Showing papers by "Galina E. Pozmogova published in 2019"

DNA G-Quadruplexes (G4s) Modulate Epigenetic (Re)Programming and Chromatin Remodeling: Transient Genomic G4s Assist in the Establishment and Maintenance of Epigenetic Marks, While Persistent G4s May Erase Epigenetic Marks.

Abstract: Here, the emerging data on DNA G-quadruplexes (G4s) as epigenetic modulators are reviewed and integrated. This concept has appeared and evolved substantially in recent years. First, persistent G4s (e.g., those stabilized by exogenous ligands) were linked to the loss of the histone code. More recently, transient G4s (i.e., those formed upon replication or transcription and unfolded rapidly by helicases) were implicated in CpG island methylation maintenance and de novo CpG methylation control. The most recent data indicate that there are direct interactions between G4s and chromatin remodeling factors. Finally, multiple findings support the indirect participation of G4s in chromatin reshaping via interactions with remodeling-related transcription factors (TFs) or damage responders. Here, the links between the above processes are analyzed; also, how further elucidation of these processes may stimulate the progress of epigenetic therapy is discussed, and the remaining open questions are highlighted.

[The Role of Mutant RNA in the Pathogenesis of Huntington's Disease and Other Polyglutamine Diseases].

Abstract: Polyglutamine diseases are rare, inherited neurodegenerative pathologies that arise as a result of expansion of trinucleotide CAG repeats in the coding segment of certain genes. This expansion leads to the appearance of mRNA with abnormally long repetitive CAG triplets (mCAG-RNA) and proteins with polyglutamine (PolyQ) tracts in the cells, which is why these pathologies are commonly termed polyglutamine diseases, or PolyQ diseases. To date, nine PolyQ diseases have been described: Huntington's disease, dentatorubral pallidoluysian atrophy (DRPLA), spinal and bulbar muscular atrophy (SBMA), and six different types of spinocerebellar ataxia (SCA 1,2,3,6,7, and 17). PolyQ diseases lead to serious, constantly progressing dysfunctions of the nervous and/or muscular systems, and there currently exists no efficacious therapy for any of them. Recent studies have convincingly shown that mCAG-RNA can actively participate in the pathological process during the development of PolyQ diseases. Mutant RNA is involved in a wide range of molecular mechanisms, ultimately leading to disruption of the functions of transcription, splicing, translation, cytosol structure, RNA transport from the nucleus to the cytoplasm, and, finally, to neurodegeneration. This review discusses the involvement of mutant mCAG-RNA in neurodegenerative processes in PolyQ diseases.

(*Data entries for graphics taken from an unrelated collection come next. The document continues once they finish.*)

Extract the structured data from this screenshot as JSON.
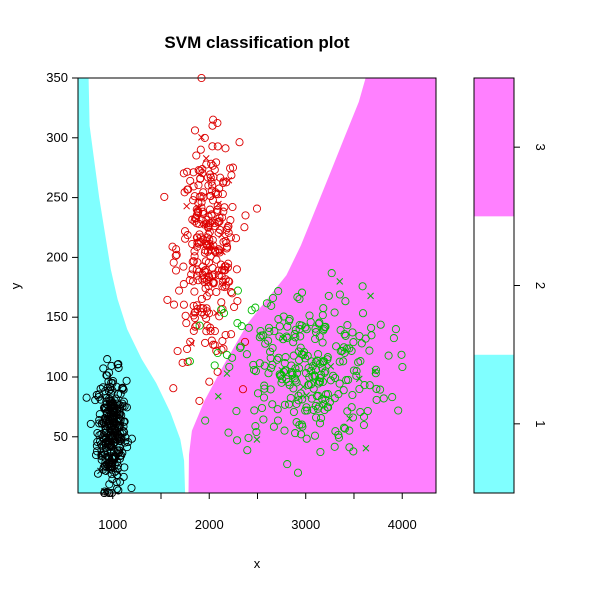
{
  "chart_data": {
    "type": "scatter",
    "title": "SVM classification plot",
    "xlabel": "x",
    "ylabel": "y",
    "xlim": [
      640,
      4350
    ],
    "ylim": [
      3,
      350
    ],
    "x_ticks": [
      1000,
      2000,
      3000,
      4000
    ],
    "y_ticks": [
      50,
      100,
      150,
      200,
      250,
      300,
      350
    ],
    "x_tick_labels": [
      "1000",
      "2000",
      "3000",
      "4000"
    ],
    "y_tick_labels": [
      "50",
      "100",
      "150",
      "200",
      "250",
      "300",
      "350"
    ],
    "region_colors": {
      "1": "#80FFFF",
      "2": "#FFFFFF",
      "3": "#FF80FF"
    },
    "decision_regions": {
      "class_1_boundary": [
        [
          750,
          350
        ],
        [
          760,
          310
        ],
        [
          810,
          280
        ],
        [
          860,
          250
        ],
        [
          920,
          220
        ],
        [
          980,
          190
        ],
        [
          1050,
          165
        ],
        [
          1150,
          140
        ],
        [
          1300,
          115
        ],
        [
          1450,
          95
        ],
        [
          1600,
          70
        ],
        [
          1700,
          48
        ],
        [
          1740,
          30
        ],
        [
          1750,
          3
        ]
      ],
      "class_3_boundary": [
        [
          3620,
          350
        ],
        [
          3550,
          330
        ],
        [
          3400,
          300
        ],
        [
          3250,
          270
        ],
        [
          3100,
          240
        ],
        [
          2950,
          210
        ],
        [
          2800,
          185
        ],
        [
          2600,
          165
        ],
        [
          2400,
          145
        ],
        [
          2150,
          110
        ],
        [
          1950,
          80
        ],
        [
          1820,
          55
        ],
        [
          1790,
          35
        ],
        [
          1785,
          3
        ]
      ]
    },
    "clusters": [
      {
        "name": "1",
        "color": "#000000",
        "n": 300,
        "mean": [
          990,
          55
        ],
        "sd": [
          75,
          24
        ],
        "x_range": [
          700,
          1250
        ],
        "y_range": [
          3,
          120
        ]
      },
      {
        "name": "2",
        "color": "#DD0000",
        "n": 300,
        "mean": [
          1990,
          205
        ],
        "sd": [
          160,
          45
        ],
        "x_range": [
          1400,
          2700
        ],
        "y_range": [
          80,
          350
        ]
      },
      {
        "name": "3",
        "color": "#00BB00",
        "n": 300,
        "mean": [
          3000,
          105
        ],
        "sd": [
          420,
          35
        ],
        "x_range": [
          1800,
          4300
        ],
        "y_range": [
          20,
          210
        ]
      }
    ],
    "support_vector_marker": "x",
    "legend": {
      "placement": "right",
      "levels": [
        "1",
        "2",
        "3"
      ],
      "colors": [
        "#80FFFF",
        "#FFFFFF",
        "#FF80FF"
      ]
    },
    "grid": false
  }
}
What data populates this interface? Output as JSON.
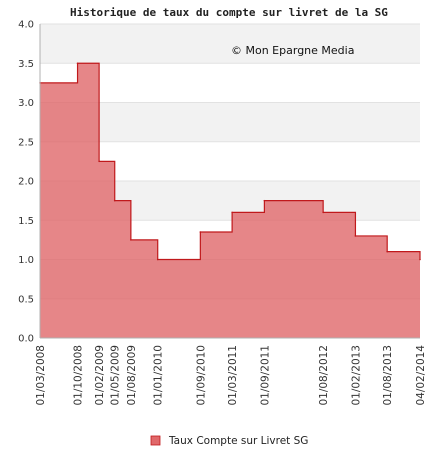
{
  "chart_data": {
    "type": "area",
    "step": true,
    "title": "Historique de taux du compte sur livret de la SG",
    "annotation": "© Mon Epargne Media",
    "xlabel": "",
    "ylabel": "",
    "ylim": [
      0,
      4
    ],
    "yticks": [
      "0.0",
      "0.5",
      "1.0",
      "1.5",
      "2.0",
      "2.5",
      "3.0",
      "3.5",
      "4.0"
    ],
    "xlim": [
      "2008-03-01",
      "2014-02-04"
    ],
    "xticks": [
      "01/03/2008",
      "01/10/2008",
      "01/02/2009",
      "01/05/2009",
      "01/08/2009",
      "01/01/2010",
      "01/09/2010",
      "01/03/2011",
      "01/09/2011",
      "01/08/2012",
      "01/02/2013",
      "01/08/2013",
      "04/02/2014"
    ],
    "grid": true,
    "legend_position": "bottom",
    "colors": {
      "fill": "#e0686a",
      "line": "#c0191c",
      "band": "#f2f2f2"
    },
    "series": [
      {
        "name": "Taux Compte sur Livret SG",
        "points": [
          {
            "x": "2008-03-01",
            "y": 3.25
          },
          {
            "x": "2008-10-01",
            "y": 3.5
          },
          {
            "x": "2009-02-01",
            "y": 2.25
          },
          {
            "x": "2009-05-01",
            "y": 1.75
          },
          {
            "x": "2009-08-01",
            "y": 1.25
          },
          {
            "x": "2010-01-01",
            "y": 1.0
          },
          {
            "x": "2010-09-01",
            "y": 1.35
          },
          {
            "x": "2011-03-01",
            "y": 1.6
          },
          {
            "x": "2011-09-01",
            "y": 1.75
          },
          {
            "x": "2012-08-01",
            "y": 1.6
          },
          {
            "x": "2013-02-01",
            "y": 1.3
          },
          {
            "x": "2013-08-01",
            "y": 1.1
          },
          {
            "x": "2014-02-04",
            "y": 1.0
          }
        ]
      }
    ]
  }
}
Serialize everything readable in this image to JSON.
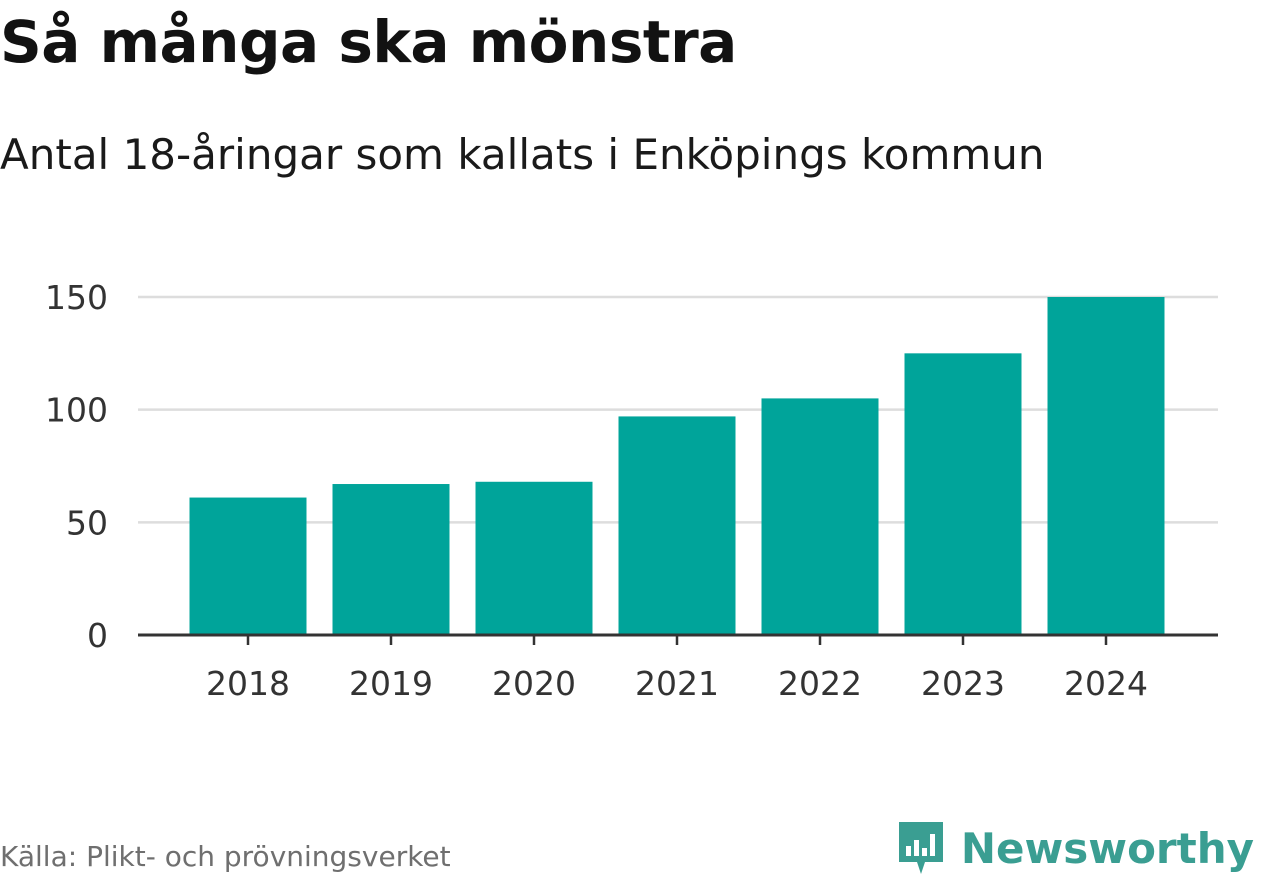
{
  "header": {
    "title": "Så många ska mönstra",
    "subtitle": "Antal 18-åringar som kallats i Enköpings kommun"
  },
  "chart_data": {
    "type": "bar",
    "title": "Så många ska mönstra",
    "subtitle": "Antal 18-åringar som kallats i Enköpings kommun",
    "categories": [
      "2018",
      "2019",
      "2020",
      "2021",
      "2022",
      "2023",
      "2024"
    ],
    "values": [
      61,
      67,
      68,
      97,
      105,
      125,
      150
    ],
    "xlabel": "",
    "ylabel": "",
    "ylim": [
      0,
      150
    ],
    "yticks": [
      0,
      50,
      100,
      150
    ],
    "ytick_labels": [
      "0",
      "50",
      "100",
      "150"
    ],
    "grid": true,
    "bar_color": "#00a49a",
    "grid_color": "#dddddd",
    "axis_color": "#333333",
    "legend": "none"
  },
  "footer": {
    "source": "Källa: Plikt- och prövningsverket",
    "brand": "Newsworthy",
    "brand_icon": "newsworthy-logo-icon",
    "brand_color": "#3a9e92"
  }
}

DNA i-Motifs With Guanidino-i-Clamp Residues: The Counterplay Between Kinetics and Thermodynamics and Implications for the Design of pH Sensors.

Abstract: I-motif structures, adopted by cytosine-rich DNA strands, have attracted considerable interest as possible regulatory elements in genomes. Applied science exploits the advantages of i-motif stabilization under acidic conditions: i-motif-based pH sensors and other biocompatible nanodevices are being developed. Two key characteristics of i-motifs as core elements of nanodevices, i.e., their stability under physiological conditions and folding/unfolding rates, still need to be improved. We have previously reported a phenoxazine derivative (i-clamp) that enhances the thermal stability of the i-motif and shifts the pH transition point closer to physiological values. Here, we performed i-clamp guanidinylation to further explore the prospects of clamp-like modifications in i-motif fine-tuning. Based on molecular modeling data, we concluded that clamp guanidinylation facilitated interstrand interactions in an i-motif core and ultimately stabilized the i-motif structure. We tested the effects of guanidino-i-clamp insertions on the thermal stabilities of genomic and model i-motifs. We also investigated the folding/unfolding kinetics of native and modified i-motifs under moderate, physiologically relevant pH alterations. We demonstrated fast folding/unfolding of native genomic and model i-motifs in response to pH stimuli. This finding supports the concept of i-motifs as possible genomic regulatory elements and encourages the future design of rapid-response pH probes based on such structures. Incorporation of guanidino-i-clamp residues at/near the 5′-terminus of i-motifs dramatically decreased the apparent unfolding rates and increased the thermal stabilities of the structures. This counterplay between the effects of modifications on i-motif stability and their effects on kinetics should be taken into account in the design of pH sensors.